Tuesday, October 12, 2010

Sambucus mexicana--Blue Elderberry--Caprifoliaceae

This is not the best time of year to view the elderberry trees, but this one in the California section of the UC Botanical Garden still has a few leaves, so you can see the leaves are pinnate with about 9 leaflets. This species has pale yellow flowers in late spring and dark berries in late summer. Bees love the flowers and birds love the fruit. Humans also use the flowers and fruit. The flowers are used to make tea, syrup or fritters. Ancient Egyptians used them to heal burns. The fruit is especially good in jam and wine. Early Indians used them to make beverages. In both the old and new world the wood was used to make a wind instrument like a flute. The word "Sambucus" comes from the name of the musical instrument, "sambuca."
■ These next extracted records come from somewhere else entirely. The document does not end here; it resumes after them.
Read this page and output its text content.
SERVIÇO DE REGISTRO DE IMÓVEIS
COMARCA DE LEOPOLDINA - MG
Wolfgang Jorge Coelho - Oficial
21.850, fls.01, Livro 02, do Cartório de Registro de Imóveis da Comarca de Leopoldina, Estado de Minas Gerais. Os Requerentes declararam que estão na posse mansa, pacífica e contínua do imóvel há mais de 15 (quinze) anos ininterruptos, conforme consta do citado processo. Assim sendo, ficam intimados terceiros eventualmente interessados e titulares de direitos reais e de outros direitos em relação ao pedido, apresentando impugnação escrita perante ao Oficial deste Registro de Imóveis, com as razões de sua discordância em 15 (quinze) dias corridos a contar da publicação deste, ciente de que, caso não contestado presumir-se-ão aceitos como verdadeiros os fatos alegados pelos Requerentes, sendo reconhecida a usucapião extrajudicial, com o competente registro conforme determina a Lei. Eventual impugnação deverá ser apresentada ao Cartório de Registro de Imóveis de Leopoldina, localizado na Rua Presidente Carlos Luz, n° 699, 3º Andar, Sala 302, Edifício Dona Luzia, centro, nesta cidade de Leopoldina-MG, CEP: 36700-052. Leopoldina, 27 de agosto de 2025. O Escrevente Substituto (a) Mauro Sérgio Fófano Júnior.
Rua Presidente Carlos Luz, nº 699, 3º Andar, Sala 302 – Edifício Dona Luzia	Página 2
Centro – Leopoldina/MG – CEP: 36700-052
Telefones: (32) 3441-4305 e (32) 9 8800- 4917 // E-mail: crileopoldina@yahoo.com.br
In the 1600s, the British started used elderberries to make wine. They said it would cure colds and prolong life. Apparently there was some truth to this notion. The berries actually contain antioxidants, anti-inflamatories. They also support the immune system. Most interesting are the anti-virals. Antibiotics have been a part of the modern medical arsenal for some time, however, anti-virals been more difficult to develop and more recent. But they have been available all along in the form of elderberries. It has an enzyme that inhibits the flu and other viruses by removing spikes from the individual virus particles, thus making it more difficult for them to pierce cell walls. Amazing!

1 comment:

Jeffrey said...

I and various friends have found a syrup of the fruits of elderberry -- as in the popular "Sambucol" and its imitators ... is indeed effective for warding off or more quickly ridding oneself of a cold. Blue Elderberry was the first tree I ever propagated. I was "sold" when I found an incredible variety of birds eating its fruits -- everything from quail to woodpeckers.